Six questions about your offer

Let's dive into the six essential pieces of information you need to know about what you’re selling. By doing this, you’ll know more about your offer.

In my last post, I discussed three questions I ask about the physical requirements of a piece of copy.

But in this one, I’m going to dive into the six essential pieces of information you need to know about what you’re selling:

  • Who’s the company, and are they well known or unknown to your audience?
  • What is the actual product or service you’re selling?
  • How can people get it?
  • How do people know it’s safe to buy it?
  • What are the features and benefits?
  • What are you promising—why should people get it? 

Who’s the company?

This first question is the most obvious. Who is the company? What do you know about them? 

Are they well established or a start-up? Have they been on the scene for years? Do they have a good reputation or a bad one—or could they disappear tomorrow without anyone noticing? 

Questions like these will focus you on whether you’ll have to make “who we are” part of your copy. They’ll help you know whether you’ll need to build credibility, or whether an already-established relationship with the audience means you can skimp on details about who’s making the offer.

Are they pouring 100,000 dollars into this campaign, or do you need to make a difference with only $500 worth of copywriting? This question will help shape your approach—do you have enough budget to write a 10-email series, or do you have to be “one and done?”

Most importantly, is your audience familiar with the company—or will they be viewing your copy with a healthy dose of skepticism? In other words, how much trust will you have to try to create?

What is the actual product or service you’re selling?

Next, ask what’s for sale—precisely what’s for sale. 

Obviously, you’re going to know what the product or service is—a training course, or a round of CoolSculpting® treatments, for example. 

But even the best writers could benefit from clarity around features and options, colors and sizes, and the like. 

So if you’re not sure, start by collecting that information. How long is the course? How many modules? What’s the cost of the CoolSculpting, and how many times do you get to go, and so on.

How can people get it?

It might sound silly, but it helps to get crystal-clear on the physical mechanism of buying your product or service.

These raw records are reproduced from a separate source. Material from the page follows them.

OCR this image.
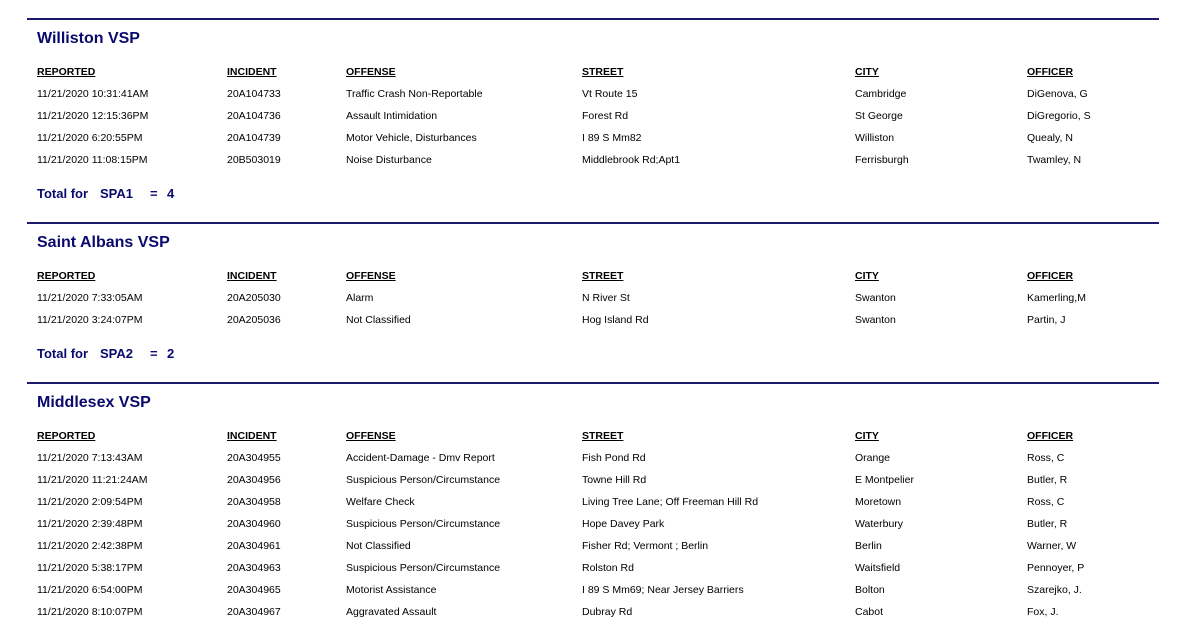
Williston VSP
REPORTED	INCIDENT	OFFENSE	STREET	CITY	OFFICER
11/21/2020 10:31:41AM	20A104733	Traffic Crash Non-Reportable	Vt Route 15	Cambridge	DiGenova, G
11/21/2020 12:15:36PM	20A104736	Assault Intimidation	Forest Rd	St George	DiGregorio, S
11/21/2020 6:20:55PM	20A104739	Motor Vehicle, Disturbances	I 89 S Mm82	Williston	Quealy, N
11/21/2020 11:08:15PM	20B503019	Noise Disturbance	Middlebrook Rd;Apt1	Ferrisburgh	Twamley, N
Total for SPA1 = 4
Saint Albans VSP
REPORTED	INCIDENT	OFFENSE	STREET	CITY	OFFICER
11/21/2020 7:33:05AM	20A205030	Alarm	N River St	Swanton	Kamerling,M
11/21/2020 3:24:07PM	20A205036	Not Classified	Hog Island Rd	Swanton	Partin, J
Total for SPA2 = 2
Middlesex VSP
REPORTED	INCIDENT	OFFENSE	STREET	CITY	OFFICER
11/21/2020 7:13:43AM	20A304955	Accident-Damage - Dmv Report	Fish Pond Rd	Orange	Ross, C
11/21/2020 11:21:24AM	20A304956	Suspicious Person/Circumstance	Towne Hill Rd	E Montpelier	Butler, R
11/21/2020 2:09:54PM	20A304958	Welfare Check	Living Tree Lane; Off Freeman Hill Rd	Moretown	Ross, C
11/21/2020 2:39:48PM	20A304960	Suspicious Person/Circumstance	Hope Davey Park	Waterbury	Butler, R
11/21/2020 2:42:38PM	20A304961	Not Classified	Fisher Rd; Vermont ; Berlin	Berlin	Warner, W
11/21/2020 5:38:17PM	20A304963	Suspicious Person/Circumstance	Rolston Rd	Waitsfield	Pennoyer, P
11/21/2020 6:54:00PM	20A304965	Motorist Assistance	I 89 S Mm69; Near Jersey Barriers	Bolton	Szarejko, J.
11/21/2020 8:10:07PM	20A304967	Aggravated Assault	Dubray Rd	Cabot	Fox, J.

Is it a one-time payment, or can they pay with monthly installments? Do you accept credit cards? What happens if the buyer is dissatisfied?

These questions are going to be in your readers’ heads—so you’d do well to work the answers into your copy. (FAQ sections are great for this, by the way.)

How do people know it’s safe to buy it?

I’ve said before that readers need to be confident that buying is simple, sensible, and safe.

For this reason, you need to build a lot of proof into your offer.

Proof that it’s simple to get the value they want. Proof that your product or service “does what it says on the box,” and that buying it is a sensible thing to do. And finally, proof that it’s safe to take action.

You can build this proof with everything from testimonials to a rock-solid refund policy—but build it you must.

What are the features and benefits of your offer?

Features tell—benefits sell. 

In other words, even though your audience wants to know how your product or service “is“—its features—they also need to understand how those features will help them. 

In other words, they need to know your offer’s benefits.

Are you a chiropractor? You’re not selling adjustments. You’re selling pain relief in the near-term, and health and wellness over the long-term.

For another example, it’s not good enough to say that a pint of healthier ice cream is a low-calorie treat. Describe how your audience can enjoy dessert without guilt or gaining weight.

What are you promising—why should people get it? 

The promise your product or service makes is even more important than its features and benefits.  

Let’s imagine a tub of protein powder. That tub might be 32 ounces, which means it’ll last for a while. Vanilla-flavored, so it tastes good. Maybe it’s low-sugar, so it’s better for you. And it’s made with pea protein instead of whey, which means it’s vegan. 

But those are all just features and benefits. What does this tub promise? 

Bigger muscles. Less body fat.

Increased attractiveness. More confidence. 

Hell… More sex? 

Suddenly that tub of protein powder means so much more than “50 servings, suitable for vegans!” 

No, you’d never write a headline that said, “Buy our protein powder and get more action in the bedroom.” (Well, you might—but you shouldn’t.)

However, understanding that “more sex” is a significant part of your product’s psychological appeal could help you a lot when it comes time to write.

The takeaway

It’s simple—dive deep into these questions, and you’ll know more about your offer.

And that, of course, means you’ll write better copy.